John McAdam
- Name : McAdam
- Born : 1756
- Died : 1836
- Category : Inventors
- Finest Moment : Invention of the macadam road surface
Born on 21 September 1756, in Ayr, McAdam was the son of a landowner. In 1770 he went to work in the New York countinghouse of a relative, returning in 1783 with a tidy fortune to purchase the estate of Sauchrie in Ayrshire.
Holding the post of a turnpike road trustee, McAdam was very aware of the unsatisfactory condition of roads in Britain; when it rained they quickly became very difficult or impassable. He began to experiment with various methods of road building. Acquiring the British Tar Company in 1790, it was a loss-maker to the extent that in 1795 he had to sell Sauchrie to pay off debts.
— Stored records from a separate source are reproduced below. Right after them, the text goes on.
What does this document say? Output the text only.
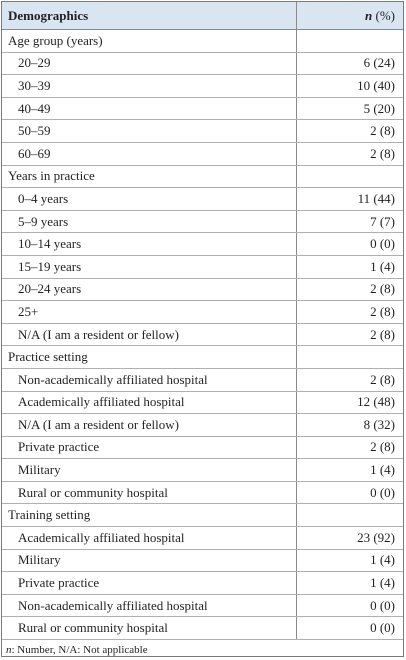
Demographics	n (%)
Age group (years)	
20–29	6 (24)
30–39	10 (40)
40–49	5 (20)
50–59	2 (8)
60–69	2 (8)
Years in practice	
0–4 years	11 (44)
5–9 years	7 (7)
10–14 years	0 (0)
15–19 years	1 (4)
20–24 years	2 (8)
25+	2 (8)
N/A (I am a resident or fellow)	2 (8)
Practice setting	
Non-academically affiliated hospital	2 (8)
Academically affiliated hospital	12 (48)
N/A (I am a resident or fellow)	8 (32)
Private practice	2 (8)
Military	1 (4)
Rural or community hospital	0 (0)
Training setting	
Academically affiliated hospital	23 (92)
Military	1 (4)
Private practice	1 (4)
Non-academically affiliated hospital	0 (0)
Rural or community hospital	0 (0)
n: Number, N/A: Not applicable	
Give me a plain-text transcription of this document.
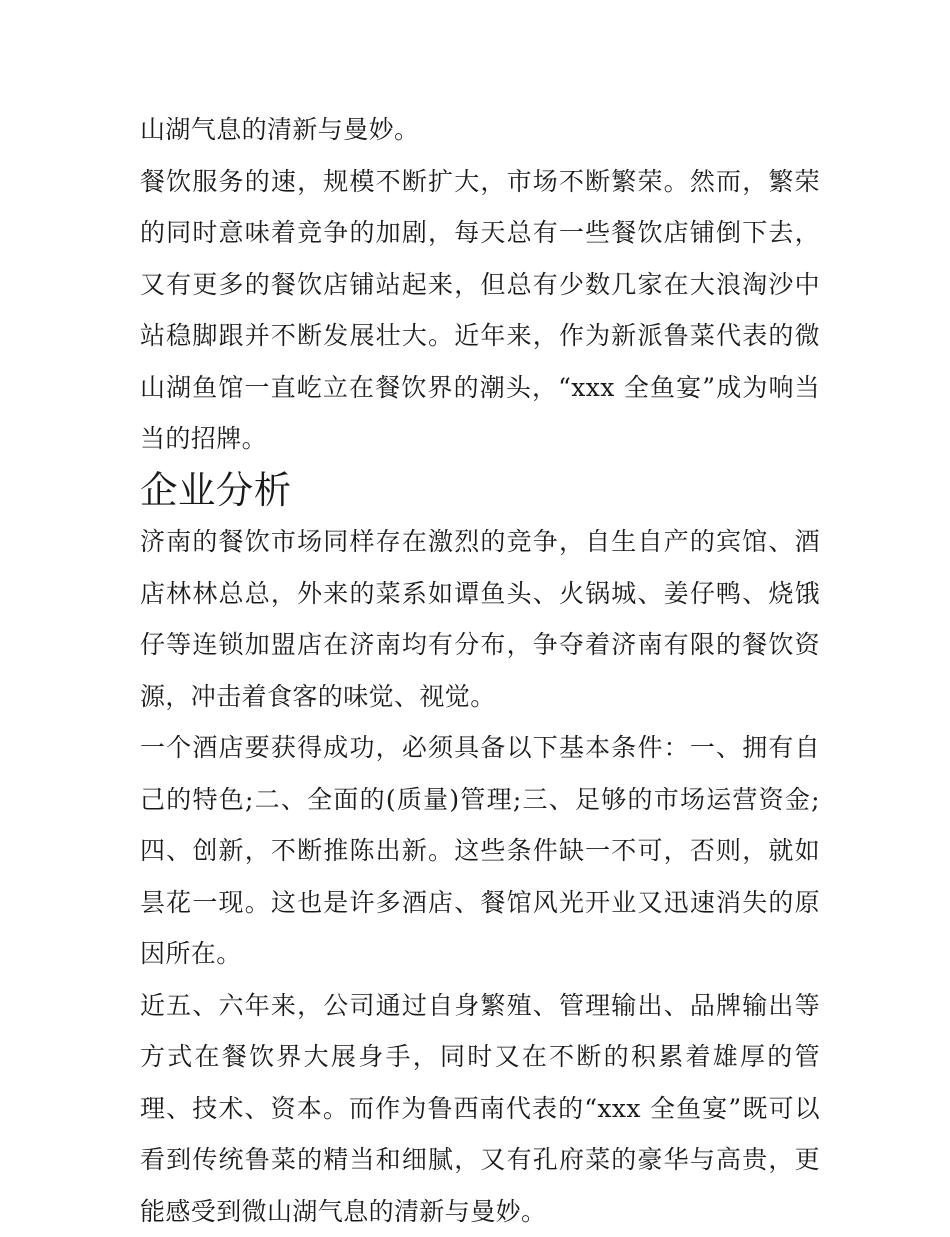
山湖气息的清新与曼妙。

餐饮服务的速，规模不断扩大，市场不断繁荣。然而，繁荣的同时意味着竞争的加剧，每天总有一些餐饮店铺倒下去，又有更多的餐饮店铺站起来，但总有少数几家在大浪淘沙中站稳脚跟并不断发展壮大。近年来，作为新派鲁菜代表的微山湖鱼馆一直屹立在餐饮界的潮头，“xxx 全鱼宴”成为响当当的招牌。

企业分析

济南的餐饮市场同样存在激烈的竞争，自生自产的宾馆、酒店林林总总，外来的菜系如谭鱼头、火锅城、姜仔鸭、烧饿仔等连锁加盟店在济南均有分布，争夺着济南有限的餐饮资源，冲击着食客的味觉、视觉。

一个酒店要获得成功，必须具备以下基本条件：一、拥有自己的特色;二、全面的(质量)管理;三、足够的市场运营资金;四、创新，不断推陈出新。这些条件缺一不可，否则，就如昙花一现。这也是许多酒店、餐馆风光开业又迅速消失的原因所在。

近五、六年来，公司通过自身繁殖、管理输出、品牌输出等方式在餐饮界大展身手，同时又在不断的积累着雄厚的管理、技术、资本。而作为鲁西南代表的“xxx 全鱼宴”既可以看到传统鲁菜的精当和细腻，又有孔府菜的豪华与高贵，更能感受到微山湖气息的清新与曼妙。
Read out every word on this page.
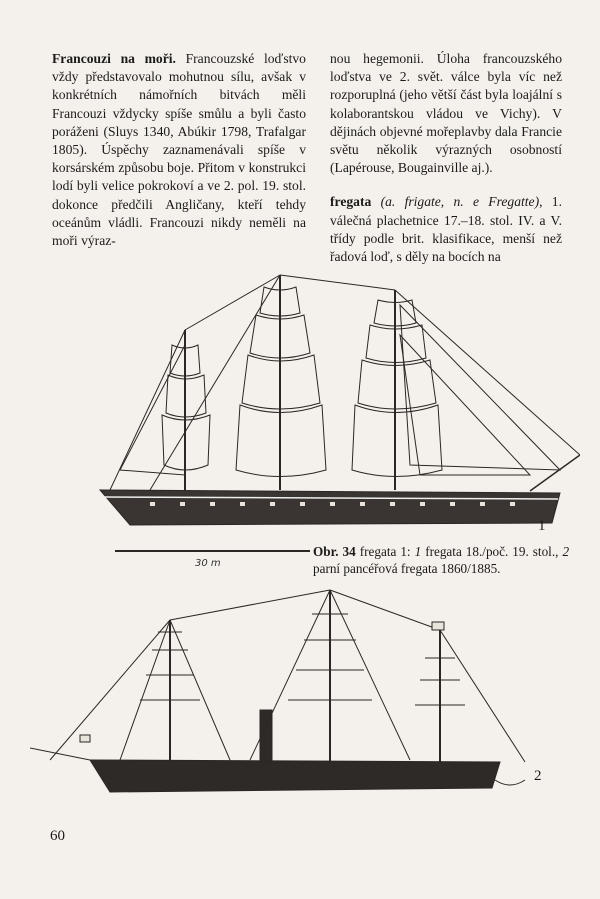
Francouzi na moři. Francouzské loďstvo vždy představovalo mohutnou sílu, avšak v konkrétních námořních bitvách měli Francouzi vždycky spíše smůlu a byli často poráženi (Sluys 1340, Abúkir 1798, Trafalgar 1805). Úspěchy zaznamenávali spíše v korsárském způsobu boje. Přitom v konstrukci lodí byli velice pokrokoví a ve 2. pol. 19. stol. dokonce předčili Angličany, kteří tehdy oceánům vládli. Francouzi nikdy neměli na moři výraz-

nou hegemonii. Úloha francouzského loďstva ve 2. svět. válce byla víc než rozporuplná (jeho větší část byla loajální s kolaborantskou vládou ve Vichy). V dějinách objevné mořeplavby dala Francie světu několik výrazných osobností (Lapérouse, Bougainville aj.).

fregata (a. frigate, n. e Fregatte), 1. válečná plachetnice 17.–18. stol. IV. a V. třídy podle brit. klasifikace, menší než řadová loď, s děly na bocích na

30 m
1
Obr. 34 fregata 1: 1 fregata 18./poč. 19. stol., 2 parní pancéřová fregata 1860/1885.
2
60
He then moved to Falmouth, Cornwall, in 1798, where he was able to continue road experiments with a government appointment.
His blinding flash of insight was that if the subsoil were adequately drained, and if a 10-inch (250mm) layer of broken and graded stone chips, properly cambered, were laid on this, the effects of traffic would be not to break up the surface as before, but in fact compact the surface. In this way the macadam road surface came about, leading to a vast improvement in communications by road, not only in Britain, but in the United States.
Several sons and grandsons continued his work, designing and surfacing much of Britain's roads. He died on 26 November 1836, at Moffat, Dumfriesshire.